I placed a dab of antibiotic cream on the back of the Ameraucana and within days, her pecking wound healed and now she’s feathered again over the wound. The move to the chicken house reduced the stress of living out of a box in the kitchen. Now the chickens seem to get along fine, even enjoying their life in the hen house.
Last night, Buff huddled up next to the Ameraucana on the roost and this morning I saw the two of them taking a dust bath together. Chicken stress relief. My stress relief. It’s a beautiful thing!
If Your Chickens Aren’t Cold Hardy, What Can You Do?

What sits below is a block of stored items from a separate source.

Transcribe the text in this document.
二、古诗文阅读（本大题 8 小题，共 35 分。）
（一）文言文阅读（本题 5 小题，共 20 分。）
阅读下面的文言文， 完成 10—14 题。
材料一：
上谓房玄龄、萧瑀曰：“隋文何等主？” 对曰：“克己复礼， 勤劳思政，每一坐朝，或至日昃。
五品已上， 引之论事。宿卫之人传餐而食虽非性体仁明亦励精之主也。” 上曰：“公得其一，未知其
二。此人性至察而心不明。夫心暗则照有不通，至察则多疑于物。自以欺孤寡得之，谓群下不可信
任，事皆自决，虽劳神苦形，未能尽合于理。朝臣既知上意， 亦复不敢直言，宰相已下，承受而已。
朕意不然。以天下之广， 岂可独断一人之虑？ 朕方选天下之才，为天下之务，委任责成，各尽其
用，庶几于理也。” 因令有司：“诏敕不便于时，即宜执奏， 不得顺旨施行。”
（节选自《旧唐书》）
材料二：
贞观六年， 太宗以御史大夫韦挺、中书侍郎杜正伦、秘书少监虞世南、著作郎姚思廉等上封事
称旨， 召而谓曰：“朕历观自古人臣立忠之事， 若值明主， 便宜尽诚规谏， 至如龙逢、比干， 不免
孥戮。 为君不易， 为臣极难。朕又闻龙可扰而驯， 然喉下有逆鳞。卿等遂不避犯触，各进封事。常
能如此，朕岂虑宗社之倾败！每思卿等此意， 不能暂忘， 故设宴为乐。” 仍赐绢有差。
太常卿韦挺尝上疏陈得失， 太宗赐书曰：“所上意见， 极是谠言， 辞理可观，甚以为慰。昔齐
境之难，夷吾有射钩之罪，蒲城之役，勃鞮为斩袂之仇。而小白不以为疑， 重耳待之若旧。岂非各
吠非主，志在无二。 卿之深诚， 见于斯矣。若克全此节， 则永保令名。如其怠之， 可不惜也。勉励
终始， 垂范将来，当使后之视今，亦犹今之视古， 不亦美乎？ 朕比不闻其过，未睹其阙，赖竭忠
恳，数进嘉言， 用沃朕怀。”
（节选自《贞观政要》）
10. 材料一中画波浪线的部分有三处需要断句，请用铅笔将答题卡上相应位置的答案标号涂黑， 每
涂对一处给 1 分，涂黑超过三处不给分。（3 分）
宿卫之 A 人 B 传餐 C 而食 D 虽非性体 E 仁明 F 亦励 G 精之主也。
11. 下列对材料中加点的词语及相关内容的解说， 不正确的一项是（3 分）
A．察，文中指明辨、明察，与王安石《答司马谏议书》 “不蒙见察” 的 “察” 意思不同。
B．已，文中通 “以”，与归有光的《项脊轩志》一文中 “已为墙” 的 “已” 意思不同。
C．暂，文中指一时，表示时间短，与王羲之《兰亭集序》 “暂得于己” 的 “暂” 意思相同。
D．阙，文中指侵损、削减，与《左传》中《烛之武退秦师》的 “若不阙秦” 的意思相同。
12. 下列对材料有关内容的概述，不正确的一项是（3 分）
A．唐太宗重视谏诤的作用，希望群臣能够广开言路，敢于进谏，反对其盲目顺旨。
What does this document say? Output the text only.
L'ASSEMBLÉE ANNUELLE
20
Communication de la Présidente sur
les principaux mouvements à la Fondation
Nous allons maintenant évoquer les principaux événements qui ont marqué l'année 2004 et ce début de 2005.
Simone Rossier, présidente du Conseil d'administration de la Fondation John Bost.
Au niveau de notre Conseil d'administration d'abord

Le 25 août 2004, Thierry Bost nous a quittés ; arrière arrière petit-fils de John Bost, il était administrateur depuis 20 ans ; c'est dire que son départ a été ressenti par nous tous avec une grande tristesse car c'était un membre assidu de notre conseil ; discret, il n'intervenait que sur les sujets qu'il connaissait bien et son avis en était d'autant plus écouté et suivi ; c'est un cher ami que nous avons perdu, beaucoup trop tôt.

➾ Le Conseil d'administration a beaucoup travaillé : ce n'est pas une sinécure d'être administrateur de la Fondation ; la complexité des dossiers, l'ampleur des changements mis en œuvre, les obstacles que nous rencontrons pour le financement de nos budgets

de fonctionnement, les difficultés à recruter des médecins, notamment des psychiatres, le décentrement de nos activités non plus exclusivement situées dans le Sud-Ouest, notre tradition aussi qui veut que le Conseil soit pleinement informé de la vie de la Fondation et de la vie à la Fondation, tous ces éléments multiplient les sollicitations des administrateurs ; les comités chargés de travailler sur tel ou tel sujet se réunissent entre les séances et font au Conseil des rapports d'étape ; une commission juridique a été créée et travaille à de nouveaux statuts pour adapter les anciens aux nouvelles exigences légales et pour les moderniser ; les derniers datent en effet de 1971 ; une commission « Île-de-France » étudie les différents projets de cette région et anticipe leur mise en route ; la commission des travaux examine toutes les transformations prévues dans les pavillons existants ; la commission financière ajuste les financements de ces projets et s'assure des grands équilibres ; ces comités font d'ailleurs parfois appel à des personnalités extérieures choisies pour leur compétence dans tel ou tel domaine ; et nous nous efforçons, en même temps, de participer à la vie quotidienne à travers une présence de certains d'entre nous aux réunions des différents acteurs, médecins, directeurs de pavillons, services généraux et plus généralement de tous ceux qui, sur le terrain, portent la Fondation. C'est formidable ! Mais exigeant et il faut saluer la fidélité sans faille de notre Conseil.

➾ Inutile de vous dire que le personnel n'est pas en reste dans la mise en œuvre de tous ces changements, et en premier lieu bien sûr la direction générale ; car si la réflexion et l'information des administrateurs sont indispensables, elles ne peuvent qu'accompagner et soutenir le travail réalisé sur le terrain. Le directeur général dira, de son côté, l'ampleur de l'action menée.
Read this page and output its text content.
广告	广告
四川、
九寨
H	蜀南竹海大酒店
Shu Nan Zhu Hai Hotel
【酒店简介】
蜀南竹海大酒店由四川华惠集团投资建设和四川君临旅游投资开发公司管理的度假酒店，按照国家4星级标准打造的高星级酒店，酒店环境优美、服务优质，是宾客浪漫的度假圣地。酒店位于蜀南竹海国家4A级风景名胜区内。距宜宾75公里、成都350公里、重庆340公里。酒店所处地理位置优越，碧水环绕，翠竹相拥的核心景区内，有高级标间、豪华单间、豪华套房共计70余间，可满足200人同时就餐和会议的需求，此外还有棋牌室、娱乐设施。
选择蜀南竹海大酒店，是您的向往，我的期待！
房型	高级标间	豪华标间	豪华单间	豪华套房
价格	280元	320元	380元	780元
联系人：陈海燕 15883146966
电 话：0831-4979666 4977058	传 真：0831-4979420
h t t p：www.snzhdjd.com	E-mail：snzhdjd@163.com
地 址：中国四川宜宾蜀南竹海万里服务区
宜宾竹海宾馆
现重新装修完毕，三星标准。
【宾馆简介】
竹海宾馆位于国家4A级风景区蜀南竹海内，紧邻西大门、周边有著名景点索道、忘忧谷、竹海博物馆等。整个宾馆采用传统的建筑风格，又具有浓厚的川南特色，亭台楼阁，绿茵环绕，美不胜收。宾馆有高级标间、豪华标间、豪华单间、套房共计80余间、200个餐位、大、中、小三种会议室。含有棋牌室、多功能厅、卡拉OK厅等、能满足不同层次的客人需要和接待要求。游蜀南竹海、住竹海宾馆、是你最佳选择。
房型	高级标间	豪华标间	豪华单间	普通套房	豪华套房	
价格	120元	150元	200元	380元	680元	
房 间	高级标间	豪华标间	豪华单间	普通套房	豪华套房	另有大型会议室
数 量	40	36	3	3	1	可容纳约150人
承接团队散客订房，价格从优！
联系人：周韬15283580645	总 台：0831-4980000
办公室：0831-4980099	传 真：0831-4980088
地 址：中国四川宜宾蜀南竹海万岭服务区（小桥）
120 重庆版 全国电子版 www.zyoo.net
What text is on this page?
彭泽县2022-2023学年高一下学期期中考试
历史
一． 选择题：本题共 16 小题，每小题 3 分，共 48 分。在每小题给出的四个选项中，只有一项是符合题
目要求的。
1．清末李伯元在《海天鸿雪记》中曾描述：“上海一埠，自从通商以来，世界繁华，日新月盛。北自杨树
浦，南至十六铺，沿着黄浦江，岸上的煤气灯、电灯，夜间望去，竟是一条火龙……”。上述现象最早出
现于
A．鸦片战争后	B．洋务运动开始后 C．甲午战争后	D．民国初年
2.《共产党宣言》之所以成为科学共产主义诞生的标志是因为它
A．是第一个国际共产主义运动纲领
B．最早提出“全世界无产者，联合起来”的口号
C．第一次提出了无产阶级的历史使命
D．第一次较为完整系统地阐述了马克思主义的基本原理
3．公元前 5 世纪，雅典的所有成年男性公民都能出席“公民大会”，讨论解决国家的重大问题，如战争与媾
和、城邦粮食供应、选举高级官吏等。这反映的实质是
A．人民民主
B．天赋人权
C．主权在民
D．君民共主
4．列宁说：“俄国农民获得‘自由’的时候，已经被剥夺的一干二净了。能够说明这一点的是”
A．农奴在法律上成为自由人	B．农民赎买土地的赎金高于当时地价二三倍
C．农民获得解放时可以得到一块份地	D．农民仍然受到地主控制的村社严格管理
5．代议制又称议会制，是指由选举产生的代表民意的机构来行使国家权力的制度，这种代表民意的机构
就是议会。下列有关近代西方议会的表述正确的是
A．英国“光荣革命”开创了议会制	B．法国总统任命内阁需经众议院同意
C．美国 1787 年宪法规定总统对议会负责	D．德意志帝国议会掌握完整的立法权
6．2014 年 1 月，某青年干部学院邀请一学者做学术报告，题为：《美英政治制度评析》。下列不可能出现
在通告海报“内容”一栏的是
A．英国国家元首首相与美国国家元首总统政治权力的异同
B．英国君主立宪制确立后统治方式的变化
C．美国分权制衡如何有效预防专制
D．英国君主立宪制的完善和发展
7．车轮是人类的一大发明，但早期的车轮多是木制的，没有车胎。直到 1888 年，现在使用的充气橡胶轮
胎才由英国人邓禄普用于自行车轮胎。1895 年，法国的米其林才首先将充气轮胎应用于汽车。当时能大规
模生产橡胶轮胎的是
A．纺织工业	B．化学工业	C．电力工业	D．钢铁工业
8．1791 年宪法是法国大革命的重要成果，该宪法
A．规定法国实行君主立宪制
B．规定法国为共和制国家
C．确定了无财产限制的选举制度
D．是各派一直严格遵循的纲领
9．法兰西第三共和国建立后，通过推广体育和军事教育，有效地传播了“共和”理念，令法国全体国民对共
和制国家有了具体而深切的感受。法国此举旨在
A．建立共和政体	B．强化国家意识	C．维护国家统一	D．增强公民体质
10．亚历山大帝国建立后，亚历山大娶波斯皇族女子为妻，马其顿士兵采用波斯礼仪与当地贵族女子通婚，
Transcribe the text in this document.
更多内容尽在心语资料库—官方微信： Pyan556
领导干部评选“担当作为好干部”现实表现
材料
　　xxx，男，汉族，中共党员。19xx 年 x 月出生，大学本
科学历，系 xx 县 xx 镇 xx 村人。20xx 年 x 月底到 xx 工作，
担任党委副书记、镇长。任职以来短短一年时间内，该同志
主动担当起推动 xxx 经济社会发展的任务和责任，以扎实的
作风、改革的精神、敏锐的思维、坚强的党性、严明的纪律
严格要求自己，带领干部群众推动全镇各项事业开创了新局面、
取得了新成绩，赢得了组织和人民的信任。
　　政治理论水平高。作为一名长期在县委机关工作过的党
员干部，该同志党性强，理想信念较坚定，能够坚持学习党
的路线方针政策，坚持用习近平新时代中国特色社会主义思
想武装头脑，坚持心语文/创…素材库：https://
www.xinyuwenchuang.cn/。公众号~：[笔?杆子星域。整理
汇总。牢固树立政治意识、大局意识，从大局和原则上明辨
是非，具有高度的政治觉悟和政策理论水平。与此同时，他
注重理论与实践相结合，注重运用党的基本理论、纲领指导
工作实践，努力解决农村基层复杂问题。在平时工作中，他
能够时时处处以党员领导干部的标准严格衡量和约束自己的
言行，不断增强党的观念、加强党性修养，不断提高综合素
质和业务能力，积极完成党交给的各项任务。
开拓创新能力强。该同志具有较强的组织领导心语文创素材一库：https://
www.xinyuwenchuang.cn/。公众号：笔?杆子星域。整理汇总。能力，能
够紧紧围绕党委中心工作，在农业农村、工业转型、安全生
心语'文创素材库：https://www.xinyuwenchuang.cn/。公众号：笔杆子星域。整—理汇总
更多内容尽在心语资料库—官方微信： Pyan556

Chickens that can tolerate extreme cold are considered cold-hardy. The Dominique, Hamburg, Langshan, Sussex, and Wyandotte breeds are considered chill tolerant (even cold-hardy) but breeds such as Crevecoeur and Catalana are less tolerant of temperature extremes. So are Bantams and some breeds with large, single combs.
The chickens generate body heat that helps alleviate the cold temperature of a coop. They also wear feathered coats and will huddle together for warmth. A hen house that has insulation and perhaps a south-facing window that captures the warmth of a winter sun can also mitigate extreme cold.
Still, if you live in an area where the temps are below freezing, where it snows, and where the wind contributes to the chill, you might want to hang an ordinary light bulb (40-60 watts) or a 50-watt red bulb if you worry about frost-bitten chickens on those coldest nights.
Put that lamp on a timer. But beware of hanging any electric light that could get knocked down. It could set your coop on fire. And cold-tolerant breeds probably don’t need the extra heat anyway.
Perhaps equally, if not more, important are the chickens’ need for fresh water, ventilation, and a dry environment during winter. You don’t want the chickens roosting in a draft, but you do need ventilation in the coop, for example, via egg-access doors, windows, or ventilation holes with screens. They also need a dry environment.
If the coop isn’t insulated, you might stack bales of straw or hay along the walls and scatter pine shavings if your coop has an earthen floor that becomes cold or frozen.
Cold-hardy chickens probably will make it through most frosty nights with few to no problems. Your best tool is your ability to observe your chickens for problems. Oh, and you might want to place a thermometer inside the coop for an accurate measurement about how cold it really gets when the ladies (and rooster, too) are all inside.
Don’t judge your chickens’ endurance for cold by your own.